Washington -US 11/11/2025 Washington State has proposed amendments to Chapter 173-334 WAC to expand and clarify existing restrictions on per- and polyfluoroalkyl substances (PFAS) in consumer products, updating definitions, compliance pathways and enforcement provisions under the state’s safer products framework; the draft amendment refines product scope and regulatory terminology, clarifies how manufacturers must demonstrate that safer alternatives are available or that exemptions apply, strengthens reporting and certification obligations, and aligns implementation timelines and administrative processes with the underlying statutory requirements, intending to improve legal certainty, close regulatory gaps and supporting more effective phase-out of PFAS in regulated consumer goods placed on the Washington market.
EU Commission 13/10/2025 The European Commission has published Staff Working Document, an impact assessment report accompanying a proposed Commission Regulation under the Ecodesign Directive that would set updated ecodesign requirements for external power supplies, wireless chargers, wireless charging pads, battery chargers for portable batteries of general use and USB Type-C cables, while repealing Commission Regulation (EU) 2019/1782; the report assesses the need for EU action, policy objectives and options, and the expected economic, environmental and social impacts of extending the scope of ecodesign requirements, strengthening energy efficiency thresholds (including efficiency at low load and no-load conditions), introducing durability and interoperability requirements, and addressing standby power consumption for wireless charging, concluding that the preferred policy option would contribute to the EU’s energy efficiency, climate and circular economy objectives by reducing energy losses during use, increasing interoperability and product longevity, and delivering net benefits for consumers and society over time.

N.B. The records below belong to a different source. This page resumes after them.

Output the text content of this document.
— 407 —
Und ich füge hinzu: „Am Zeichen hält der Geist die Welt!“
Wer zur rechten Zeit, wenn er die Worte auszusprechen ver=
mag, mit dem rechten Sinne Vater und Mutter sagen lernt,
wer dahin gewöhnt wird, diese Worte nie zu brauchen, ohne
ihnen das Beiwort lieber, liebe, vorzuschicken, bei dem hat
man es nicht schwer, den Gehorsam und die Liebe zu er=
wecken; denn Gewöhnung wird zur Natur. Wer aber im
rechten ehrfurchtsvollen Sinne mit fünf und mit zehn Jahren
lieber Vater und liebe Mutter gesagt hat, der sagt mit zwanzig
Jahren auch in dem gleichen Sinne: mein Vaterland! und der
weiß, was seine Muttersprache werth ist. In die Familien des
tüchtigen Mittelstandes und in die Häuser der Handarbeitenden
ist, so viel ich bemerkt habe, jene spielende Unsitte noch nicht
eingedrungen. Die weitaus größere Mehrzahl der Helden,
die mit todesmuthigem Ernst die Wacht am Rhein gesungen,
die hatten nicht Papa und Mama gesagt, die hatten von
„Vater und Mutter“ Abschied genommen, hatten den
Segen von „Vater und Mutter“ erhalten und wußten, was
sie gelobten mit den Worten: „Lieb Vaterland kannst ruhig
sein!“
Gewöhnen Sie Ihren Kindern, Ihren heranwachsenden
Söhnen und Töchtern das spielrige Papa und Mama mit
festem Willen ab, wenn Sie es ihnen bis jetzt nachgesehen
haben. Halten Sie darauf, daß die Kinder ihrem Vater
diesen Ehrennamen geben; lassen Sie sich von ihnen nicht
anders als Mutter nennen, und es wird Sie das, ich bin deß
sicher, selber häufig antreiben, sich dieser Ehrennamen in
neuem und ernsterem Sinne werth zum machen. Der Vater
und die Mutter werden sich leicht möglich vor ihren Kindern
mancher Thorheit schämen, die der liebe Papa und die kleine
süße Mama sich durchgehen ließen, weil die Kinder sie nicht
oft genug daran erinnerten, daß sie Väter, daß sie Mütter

EU Council 11/12/2025 From a sustainability perspective, the Council of the European Union has formally approved targeted amendments to the InvestEU Programme aimed at simplifying access to EU financing while reinforcing support for the green transition and long-term competitiveness. The changes streamline procedures, reduce administrative complexity and enhance flexibility in the use of EU guarantees, with the objective of accelerating investments in priority areas such as climate action, environmental protection, sustainable infrastructure, clean energy, circular economy and innovation. By making it easier for public and private actors to mobilise funding for sustainable projects and by improving the efficiency of EU financial instruments, the revised InvestEU framework is intended to help scale up green investments, crowd in private capital and support the delivery of the EU’s climate and sustainability objectives alongside economic growth.